The story is fairly simple but, once again, this means the writer can take her time but also... much to the readers advantage... pepper it with liberal amounts of graphic, erotic content. However, it’s not just the copious amounts of sex which make this one an entertaining read but the general way the characters are explored. Sebastian especially is sketched out quite thoroughly and his personal story arc in this is the one which is mostly concentrated on. The majority of the novel takes place in the week of his birthday, when he and Suzanne take a trip to a five star hotel in Vancouver, with the now ‘fully employed again’ Suzanne doubling it up as a trip for her new job as a kind of hotel reviewer... and with Sebastian taking the opportunity to use it as a reason to finally catch up with the estranged father from his troubled childhood.

Once again, the characters are drawn as much by the small minutia of their lives in terms of the purchases they make, the clothes they wear, the perfumes they use and the wines they drink etc... as it is with everything else but, like the first novel which employs the same style of honing in on details to paint a broader picture, this works fairly effectively and at no point comes across as lazy writing (as it sometimes does with other authors who try to negotiate this kind of content).

As usual, every now and again (well, okay often) Linzi comes up with a very nice turn of phrase and one of them from early on in the novel in particular struck me, as she describes minor villainess (or perhaps expensive, nymphomaniac hedonist might be a better term rather than villainess) Tatiana as being... “Smug and contented like a pampered moggy...” Yeah, this made me smile because I knew exactly what she meant. She also, midst all the sexual shenanigans, comes up with a lovely description of snowfall, which heavily comments on the romanticism of the ice cold flakes (I know at least one lady who doesn’t share my love of snow but that’s because she lives in Switzerland, where it seems more of a bother when you’re living with it for long periods, I guess). But for UK based me, the sentence “The snow started to accelerate; a million wet kisses descending from the heavens as the sky darkened.” seemed pretty spot on to me.  I also now know what the word ‘sybaritic’ means so, yeah, glad my phone has a dictionary.

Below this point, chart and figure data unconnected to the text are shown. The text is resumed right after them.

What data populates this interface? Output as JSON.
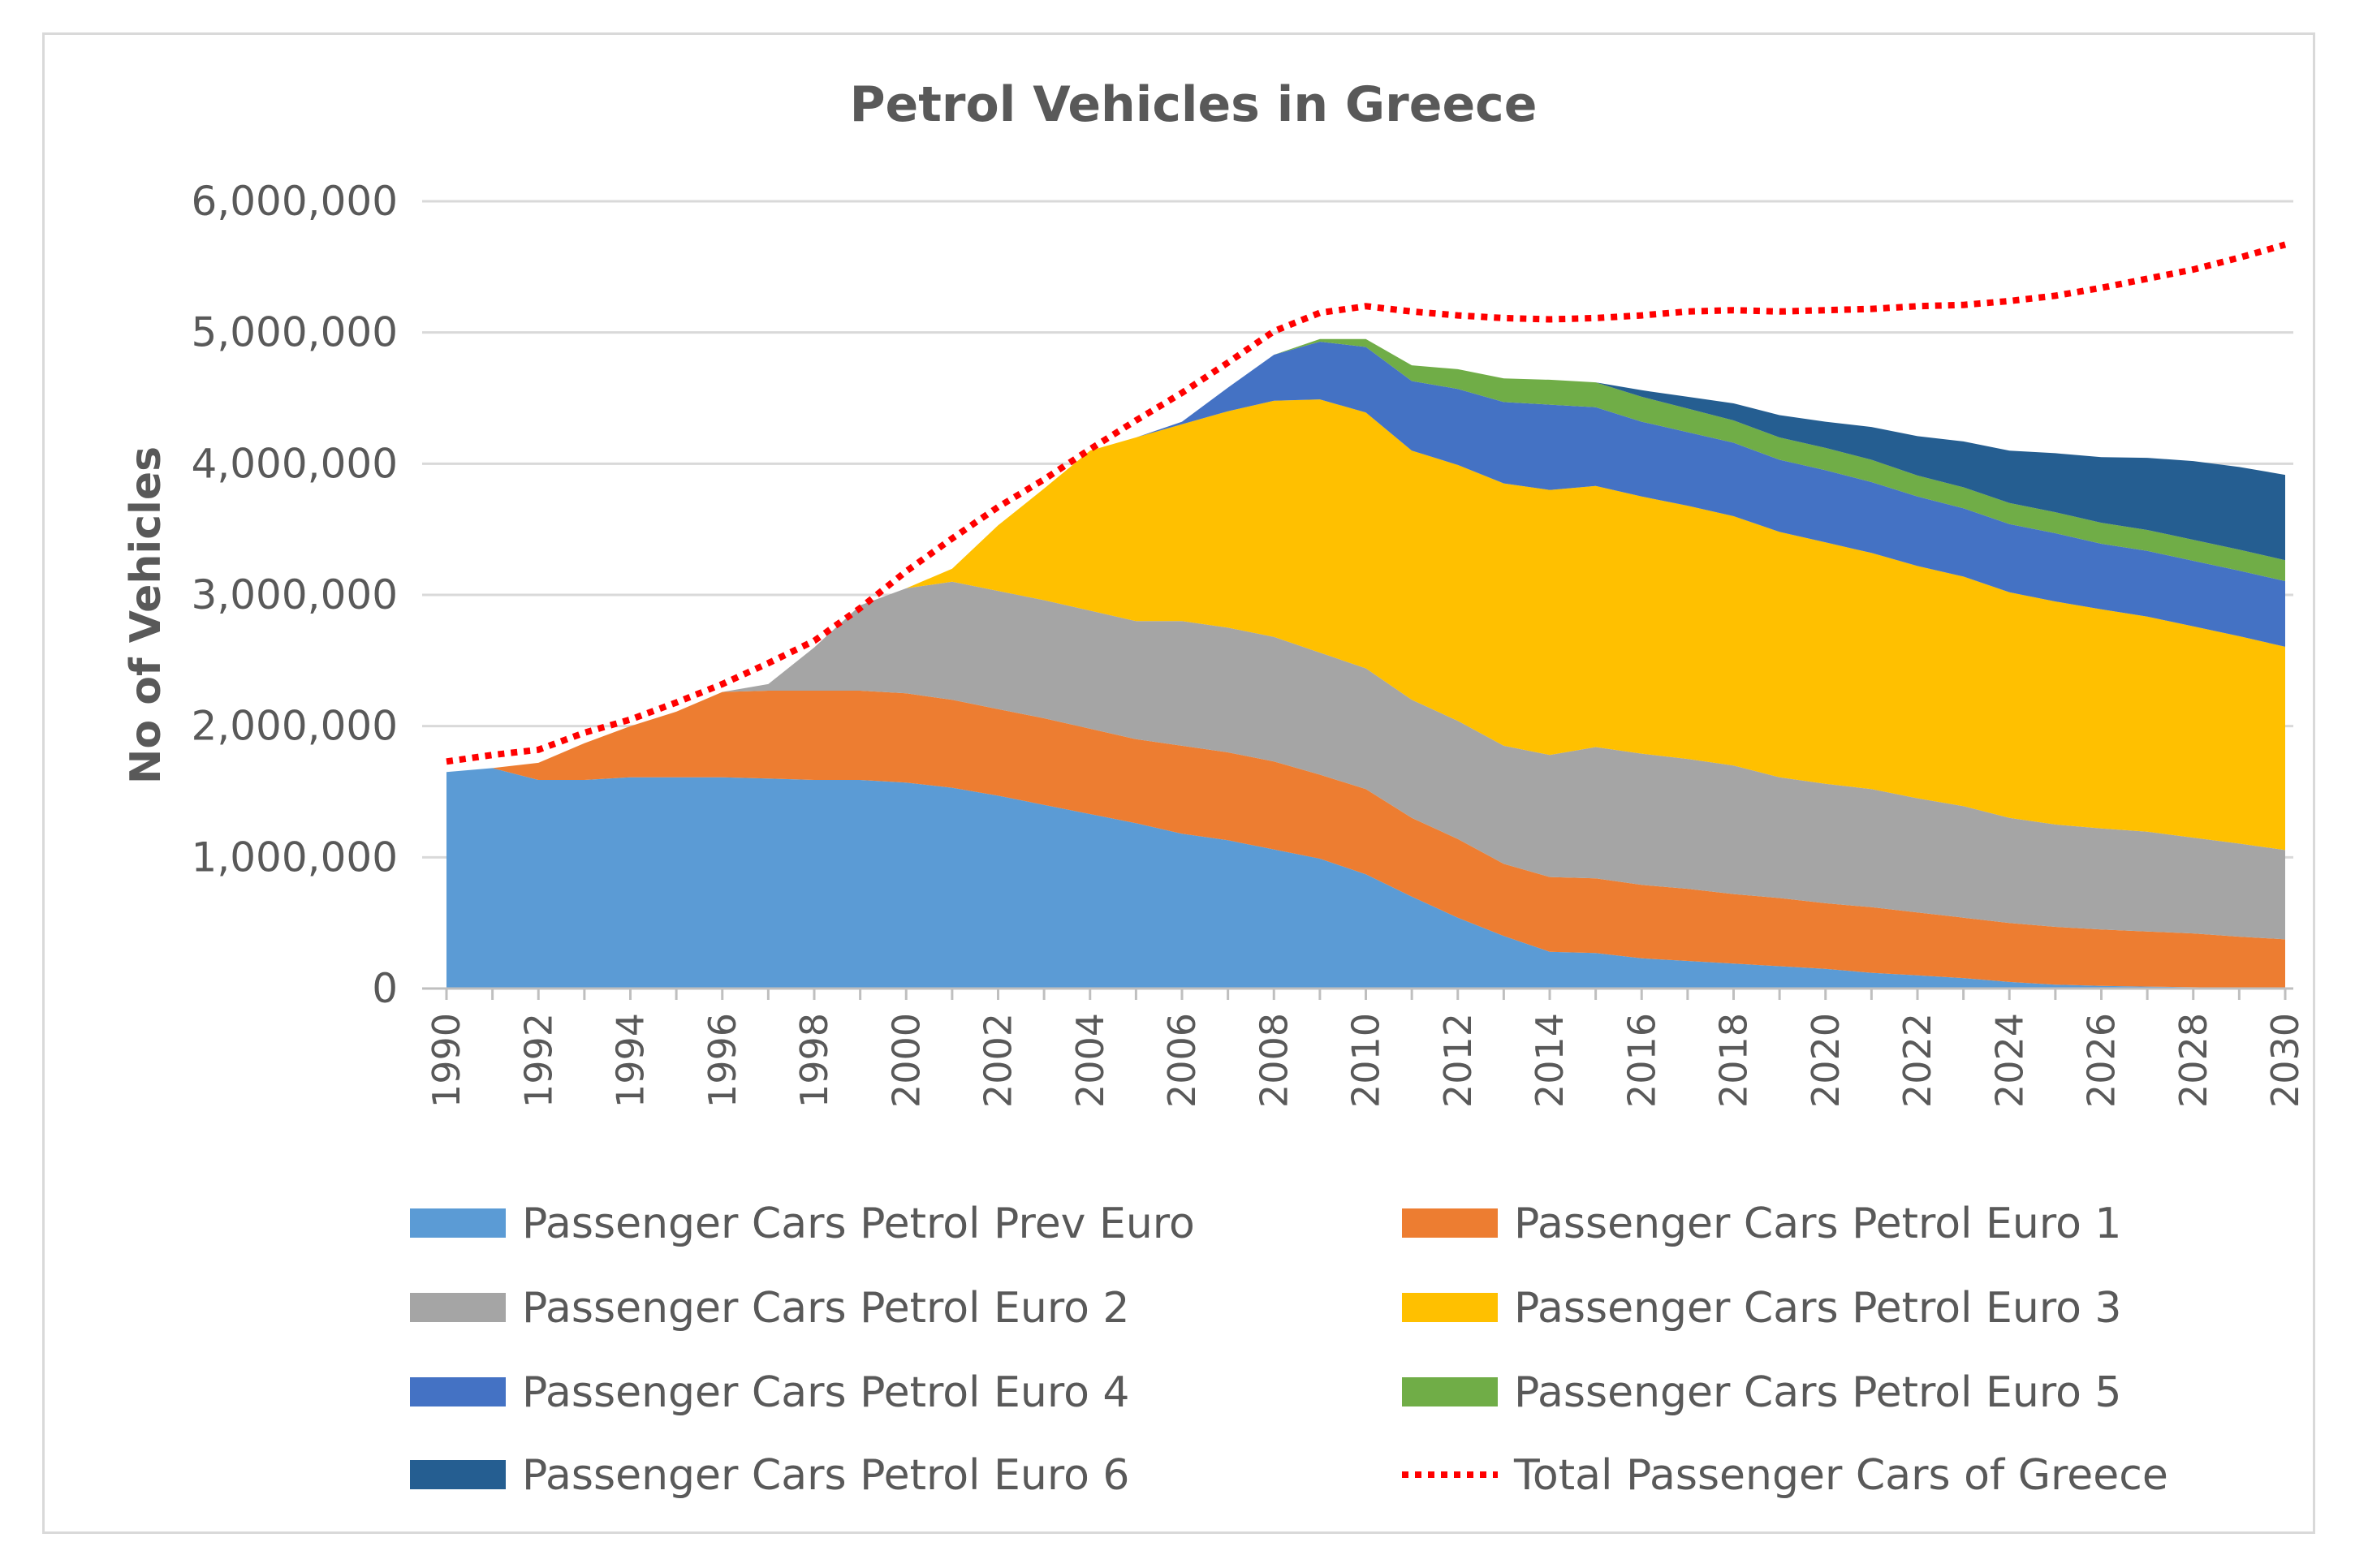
{
  "chart_data": {
    "type": "area",
    "stacked": true,
    "title": "Petrol Vehicles in Greece",
    "xlabel": "",
    "ylabel": "No of Vehicles",
    "ylim": [
      0,
      6000000
    ],
    "yticks": [
      0,
      1000000,
      2000000,
      3000000,
      4000000,
      5000000,
      6000000
    ],
    "ytick_labels": [
      "0",
      "1,000,000",
      "2,000,000",
      "3,000,000",
      "4,000,000",
      "5,000,000",
      "6,000,000"
    ],
    "xtick_labels": [
      "1990",
      "1992",
      "1994",
      "1996",
      "1998",
      "2000",
      "2002",
      "2004",
      "2006",
      "2008",
      "2010",
      "2012",
      "2014",
      "2016",
      "2018",
      "2020",
      "2022",
      "2024",
      "2026",
      "2028",
      "2030"
    ],
    "x": [
      1990,
      1991,
      1992,
      1993,
      1994,
      1995,
      1996,
      1997,
      1998,
      1999,
      2000,
      2001,
      2002,
      2003,
      2004,
      2005,
      2006,
      2007,
      2008,
      2009,
      2010,
      2011,
      2012,
      2013,
      2014,
      2015,
      2016,
      2017,
      2018,
      2019,
      2020,
      2021,
      2022,
      2023,
      2024,
      2025,
      2026,
      2027,
      2028,
      2029,
      2030
    ],
    "grid": true,
    "legend_position": "bottom",
    "series": [
      {
        "name": "Passenger Cars Petrol Prev Euro",
        "color": "#5b9bd5",
        "values": [
          1650000,
          1680000,
          1590000,
          1590000,
          1610000,
          1610000,
          1610000,
          1600000,
          1590000,
          1590000,
          1570000,
          1530000,
          1470000,
          1400000,
          1330000,
          1260000,
          1180000,
          1130000,
          1060000,
          990000,
          870000,
          700000,
          540000,
          400000,
          280000,
          270000,
          230000,
          210000,
          190000,
          170000,
          150000,
          120000,
          100000,
          80000,
          50000,
          30000,
          20000,
          15000,
          10000,
          5000,
          5000
        ]
      },
      {
        "name": "Passenger Cars Petrol Euro 1",
        "color": "#ed7d31",
        "values": [
          0,
          0,
          130000,
          280000,
          390000,
          500000,
          650000,
          670000,
          680000,
          680000,
          680000,
          670000,
          660000,
          660000,
          650000,
          640000,
          670000,
          670000,
          670000,
          640000,
          650000,
          600000,
          600000,
          550000,
          570000,
          570000,
          560000,
          550000,
          530000,
          520000,
          500000,
          500000,
          480000,
          460000,
          450000,
          440000,
          430000,
          420000,
          410000,
          390000,
          370000
        ]
      },
      {
        "name": "Passenger Cars Petrol Euro 2",
        "color": "#a5a5a5",
        "values": [
          0,
          0,
          0,
          0,
          0,
          0,
          0,
          50000,
          330000,
          650000,
          800000,
          900000,
          900000,
          900000,
          900000,
          900000,
          950000,
          950000,
          950000,
          930000,
          920000,
          900000,
          900000,
          900000,
          930000,
          1000000,
          1000000,
          990000,
          980000,
          920000,
          910000,
          900000,
          870000,
          850000,
          800000,
          780000,
          770000,
          760000,
          730000,
          710000,
          680000
        ]
      },
      {
        "name": "Passenger Cars Petrol Euro 3",
        "color": "#ffc000",
        "values": [
          0,
          0,
          0,
          0,
          0,
          0,
          0,
          0,
          0,
          0,
          0,
          100000,
          500000,
          850000,
          1220000,
          1400000,
          1500000,
          1650000,
          1800000,
          1930000,
          1950000,
          1900000,
          1950000,
          2000000,
          2020000,
          1990000,
          1960000,
          1930000,
          1900000,
          1870000,
          1840000,
          1800000,
          1770000,
          1750000,
          1720000,
          1700000,
          1670000,
          1640000,
          1610000,
          1580000,
          1550000
        ]
      },
      {
        "name": "Passenger Cars Petrol Euro 4",
        "color": "#4472c4",
        "values": [
          0,
          0,
          0,
          0,
          0,
          0,
          0,
          0,
          0,
          0,
          0,
          0,
          0,
          0,
          0,
          0,
          20000,
          180000,
          350000,
          440000,
          500000,
          530000,
          580000,
          620000,
          650000,
          600000,
          570000,
          560000,
          560000,
          550000,
          550000,
          540000,
          530000,
          520000,
          520000,
          520000,
          500000,
          500000,
          500000,
          500000,
          500000
        ]
      },
      {
        "name": "Passenger Cars Petrol Euro 5",
        "color": "#70ad47",
        "values": [
          0,
          0,
          0,
          0,
          0,
          0,
          0,
          0,
          0,
          0,
          0,
          0,
          0,
          0,
          0,
          0,
          0,
          0,
          0,
          20000,
          60000,
          120000,
          150000,
          180000,
          190000,
          190000,
          190000,
          180000,
          170000,
          170000,
          170000,
          170000,
          160000,
          160000,
          160000,
          160000,
          160000,
          160000,
          160000,
          160000,
          160000
        ]
      },
      {
        "name": "Passenger Cars Petrol Euro 6",
        "color": "#255e91",
        "values": [
          0,
          0,
          0,
          0,
          0,
          0,
          0,
          0,
          0,
          0,
          0,
          0,
          0,
          0,
          0,
          0,
          0,
          0,
          0,
          0,
          0,
          0,
          0,
          0,
          0,
          0,
          50000,
          90000,
          130000,
          170000,
          200000,
          250000,
          300000,
          350000,
          400000,
          450000,
          500000,
          550000,
          600000,
          630000,
          650000
        ]
      }
    ],
    "total_line": {
      "name": "Total Passenger Cars of Greece",
      "color": "#ff0000",
      "style": "dotted",
      "values": [
        1730000,
        1780000,
        1820000,
        1950000,
        2050000,
        2180000,
        2320000,
        2480000,
        2650000,
        2900000,
        3180000,
        3430000,
        3670000,
        3880000,
        4110000,
        4330000,
        4540000,
        4770000,
        5010000,
        5150000,
        5200000,
        5160000,
        5130000,
        5110000,
        5100000,
        5110000,
        5130000,
        5160000,
        5170000,
        5160000,
        5170000,
        5180000,
        5200000,
        5210000,
        5240000,
        5280000,
        5340000,
        5410000,
        5480000,
        5570000,
        5670000
      ]
    }
  }
}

I mentioned the story was fairly simple but it’s also fairly effective in that there is a little twist which surprised me. I knew there had to be something the book was working towards in terms of the dramatic impetus of Sebastian’s character but I couldn’t for the life of me work out how. Then I discovered, the simple trick of using both the long form and shortened version of a name of a periphery character was the basis for a quite effective and somewhat serendipitous reveal of a plot point and, yeah, I really didn’t see that one coming at all... sometimes a simplistic structure is the best way to hide a secret and it certainly worked in this one. Hidden in plain sight, as it were.

There’s lots of nice little pop culture moments in the book too. I thought the reference to the Milk Tray Man might possibly date the novel against the purported age of the central characters but, after doing a quick Google on that, I found that those “All because the lady loved Milk Tray” style adverts were being made again. There’s also a nice, sneaky reference to the John Landis movie An American Werewolf In London, which of course featured Linzi as Brenda Bristols in the porn movie within the film, See You Next Wednesday.

My only real complaint... and this is probably not a criticism as such, is that the amount of sex the central four characters get up to each and every day is phenomenal. Maybe it’s just because I’m getting fairly long in the tooth now but the characters here put my stamina levels to shame... if I pushed things to these kinds of heights a certain body part would probably drop off me pretty quickly, I suspect.

All that aside though, Every Shade Of Black is another winner from the glamourous Linzi Drew-Honey who, like her central protagonist, has hair which is “a swath of golden sunshine” and, thankfully for this cynical, old reader... writing talents to match the binding. I definitely hope this isn’t the last thing she writes for sure and look forward to hearing more news about her as a writer in years to come.